US 12,249,012 B2
Visual representation using post modeling feature evaluation
Xiao Ming Ma, Xi'an (CN); Wen Pei Yu, Xian (CN); Jing James Xu, Xi'an (CN); Xue Ying Zhang, Xi'an (CN); Si Er Han, Xi'an (CN); Jing Xu, Xi'an (CN); and Jun Wang, Xi'an (CN)
Assigned to INTERNATIONAL BUSINESS MACHINES CORPORATION, Armonk, NY (US)
Filed by INTERNATIONAL BUSINESS MACHINES CORPORATION, Armonk, NY (US)
Filed on Nov. 17, 2022, as Appl. No. 18/056,389.
Prior Publication US 2024/0169614 A1, May 23, 2024
Int. Cl.

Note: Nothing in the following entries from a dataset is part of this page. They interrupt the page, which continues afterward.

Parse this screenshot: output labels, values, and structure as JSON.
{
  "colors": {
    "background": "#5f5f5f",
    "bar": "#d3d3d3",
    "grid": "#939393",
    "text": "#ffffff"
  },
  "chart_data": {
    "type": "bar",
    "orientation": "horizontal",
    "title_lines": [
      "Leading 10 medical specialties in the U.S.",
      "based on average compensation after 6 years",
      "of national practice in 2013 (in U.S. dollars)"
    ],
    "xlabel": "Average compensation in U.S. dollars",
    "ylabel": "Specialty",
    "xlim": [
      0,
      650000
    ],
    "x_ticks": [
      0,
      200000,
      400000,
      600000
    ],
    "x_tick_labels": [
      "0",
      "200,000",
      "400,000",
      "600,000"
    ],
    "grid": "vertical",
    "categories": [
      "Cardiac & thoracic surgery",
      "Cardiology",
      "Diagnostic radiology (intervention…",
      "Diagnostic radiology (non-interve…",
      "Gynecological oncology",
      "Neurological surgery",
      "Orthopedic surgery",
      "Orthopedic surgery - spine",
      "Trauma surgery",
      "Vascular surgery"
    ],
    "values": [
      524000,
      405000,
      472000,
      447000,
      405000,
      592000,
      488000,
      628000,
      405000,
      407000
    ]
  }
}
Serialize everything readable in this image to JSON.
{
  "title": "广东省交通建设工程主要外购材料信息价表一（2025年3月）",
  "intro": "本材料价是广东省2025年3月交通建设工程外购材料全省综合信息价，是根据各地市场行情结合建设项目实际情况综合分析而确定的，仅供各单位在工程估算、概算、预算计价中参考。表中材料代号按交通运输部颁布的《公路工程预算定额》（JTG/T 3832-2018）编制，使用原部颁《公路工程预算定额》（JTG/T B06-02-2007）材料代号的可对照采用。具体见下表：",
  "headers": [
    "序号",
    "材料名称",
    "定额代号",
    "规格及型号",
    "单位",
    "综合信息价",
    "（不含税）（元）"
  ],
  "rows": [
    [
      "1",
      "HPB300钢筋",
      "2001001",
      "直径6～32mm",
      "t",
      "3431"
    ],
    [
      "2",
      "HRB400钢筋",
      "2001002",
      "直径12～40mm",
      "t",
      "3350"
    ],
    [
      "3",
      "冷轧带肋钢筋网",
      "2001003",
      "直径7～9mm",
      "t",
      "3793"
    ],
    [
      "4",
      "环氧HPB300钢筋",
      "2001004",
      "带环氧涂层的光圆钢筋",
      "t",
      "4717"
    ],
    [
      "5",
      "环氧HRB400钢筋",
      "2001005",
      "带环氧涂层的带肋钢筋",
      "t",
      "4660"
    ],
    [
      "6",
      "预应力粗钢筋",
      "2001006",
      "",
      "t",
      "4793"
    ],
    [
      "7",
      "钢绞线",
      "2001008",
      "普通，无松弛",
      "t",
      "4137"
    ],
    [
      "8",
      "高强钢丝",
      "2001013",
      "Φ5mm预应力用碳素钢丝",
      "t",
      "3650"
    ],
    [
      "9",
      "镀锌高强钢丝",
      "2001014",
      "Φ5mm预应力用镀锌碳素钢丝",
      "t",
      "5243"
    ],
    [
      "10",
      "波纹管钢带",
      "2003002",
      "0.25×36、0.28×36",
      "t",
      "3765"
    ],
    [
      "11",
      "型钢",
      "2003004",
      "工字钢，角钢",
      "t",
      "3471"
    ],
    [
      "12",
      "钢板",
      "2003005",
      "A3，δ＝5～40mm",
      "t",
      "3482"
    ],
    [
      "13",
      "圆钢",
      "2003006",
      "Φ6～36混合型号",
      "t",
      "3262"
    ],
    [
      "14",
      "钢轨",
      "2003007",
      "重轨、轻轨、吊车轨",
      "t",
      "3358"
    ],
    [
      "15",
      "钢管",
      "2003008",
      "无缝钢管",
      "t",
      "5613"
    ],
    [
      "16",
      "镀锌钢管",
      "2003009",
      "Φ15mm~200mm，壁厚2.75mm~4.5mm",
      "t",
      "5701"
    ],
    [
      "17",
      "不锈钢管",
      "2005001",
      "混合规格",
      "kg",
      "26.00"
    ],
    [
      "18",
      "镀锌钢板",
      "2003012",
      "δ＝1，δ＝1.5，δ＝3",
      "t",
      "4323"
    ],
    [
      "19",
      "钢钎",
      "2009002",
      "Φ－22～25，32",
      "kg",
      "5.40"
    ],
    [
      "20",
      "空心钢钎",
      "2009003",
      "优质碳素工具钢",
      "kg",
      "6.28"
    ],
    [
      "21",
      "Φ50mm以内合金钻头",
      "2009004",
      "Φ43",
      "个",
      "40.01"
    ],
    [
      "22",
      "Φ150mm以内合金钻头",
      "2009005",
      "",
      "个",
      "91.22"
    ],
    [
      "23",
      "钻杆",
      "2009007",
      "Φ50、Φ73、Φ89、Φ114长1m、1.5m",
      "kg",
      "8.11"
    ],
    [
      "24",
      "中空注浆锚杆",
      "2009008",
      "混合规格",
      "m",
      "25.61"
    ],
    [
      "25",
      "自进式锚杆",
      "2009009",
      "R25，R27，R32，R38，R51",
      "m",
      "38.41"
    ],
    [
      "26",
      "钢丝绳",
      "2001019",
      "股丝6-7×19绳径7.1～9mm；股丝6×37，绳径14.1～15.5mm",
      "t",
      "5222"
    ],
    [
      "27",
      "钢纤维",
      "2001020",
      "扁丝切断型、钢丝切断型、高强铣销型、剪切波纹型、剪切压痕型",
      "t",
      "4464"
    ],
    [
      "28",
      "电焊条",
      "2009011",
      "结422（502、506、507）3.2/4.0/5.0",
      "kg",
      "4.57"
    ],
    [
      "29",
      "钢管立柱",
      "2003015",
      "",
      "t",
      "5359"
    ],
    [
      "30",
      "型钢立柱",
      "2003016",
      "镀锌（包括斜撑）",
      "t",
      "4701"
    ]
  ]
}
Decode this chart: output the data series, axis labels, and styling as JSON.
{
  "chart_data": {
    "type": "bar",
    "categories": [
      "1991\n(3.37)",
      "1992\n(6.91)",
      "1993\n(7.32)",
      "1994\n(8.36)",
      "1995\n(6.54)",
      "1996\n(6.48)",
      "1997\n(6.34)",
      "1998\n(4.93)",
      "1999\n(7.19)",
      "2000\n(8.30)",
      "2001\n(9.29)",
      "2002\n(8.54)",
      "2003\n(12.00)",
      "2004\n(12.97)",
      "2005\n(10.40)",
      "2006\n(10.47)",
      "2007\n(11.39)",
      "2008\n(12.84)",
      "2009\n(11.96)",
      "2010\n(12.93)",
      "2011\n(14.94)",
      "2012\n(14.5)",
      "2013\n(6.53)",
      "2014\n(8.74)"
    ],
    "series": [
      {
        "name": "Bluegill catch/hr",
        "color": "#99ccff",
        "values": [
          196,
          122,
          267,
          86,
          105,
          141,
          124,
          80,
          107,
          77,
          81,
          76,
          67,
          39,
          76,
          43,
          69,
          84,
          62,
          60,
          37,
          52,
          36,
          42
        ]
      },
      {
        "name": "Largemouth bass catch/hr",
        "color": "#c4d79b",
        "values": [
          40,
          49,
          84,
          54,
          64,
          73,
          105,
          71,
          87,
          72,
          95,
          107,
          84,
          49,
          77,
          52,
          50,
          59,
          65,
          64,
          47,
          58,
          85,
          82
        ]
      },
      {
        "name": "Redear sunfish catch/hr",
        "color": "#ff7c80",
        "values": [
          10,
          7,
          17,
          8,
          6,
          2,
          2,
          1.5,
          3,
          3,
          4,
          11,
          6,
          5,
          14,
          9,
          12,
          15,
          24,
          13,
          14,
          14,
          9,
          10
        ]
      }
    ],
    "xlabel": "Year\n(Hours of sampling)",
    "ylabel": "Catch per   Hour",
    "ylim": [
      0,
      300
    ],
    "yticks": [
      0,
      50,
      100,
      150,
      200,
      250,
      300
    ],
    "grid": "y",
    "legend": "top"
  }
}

G06T 11/00 (2006.01); G06T 11/20 (2006.01)
CPC G06T 11/206 (2013.01) 20 Claims
OG exemplary drawing
 
1. A method for post-modeling feature evaluation, comprising:
obtaining at least one post model visual output and associated data, wherein said visual output includes at least an individual conditional expectation (ICE) plot and a partial dependence (PDP) plot; wherein an ICE plot provides a target value of a particular instance that corresponds to a change in a feature value, and a PDP plot provides a dependency correlation between one or more features on a target value;
using said associated data and said plots, providing a future importance (PI) plot; wherein said PI plot includes a plurality of input values indicating a relative contribution of a dataset on a future generated prediction;
determining a plurality of features for each PI, PDP and ICE plots to calculate at least one Interesting Value for each plot;
determining a turning point (TP) associated with the PDP and ICE plots, wherein said TP is identified by a starting point of a decrease or alternatively an increase on each of said PDP and ICE plots;
calculating an overall score for each plurality of features based and their associated Interesting Values for each PDP, ICE and PI plots and by values associated with the TP;
selecting at least one top feature based on said scores; and
generating a final plot by combining PI, PDP and ICE plots based on said at least one top feature.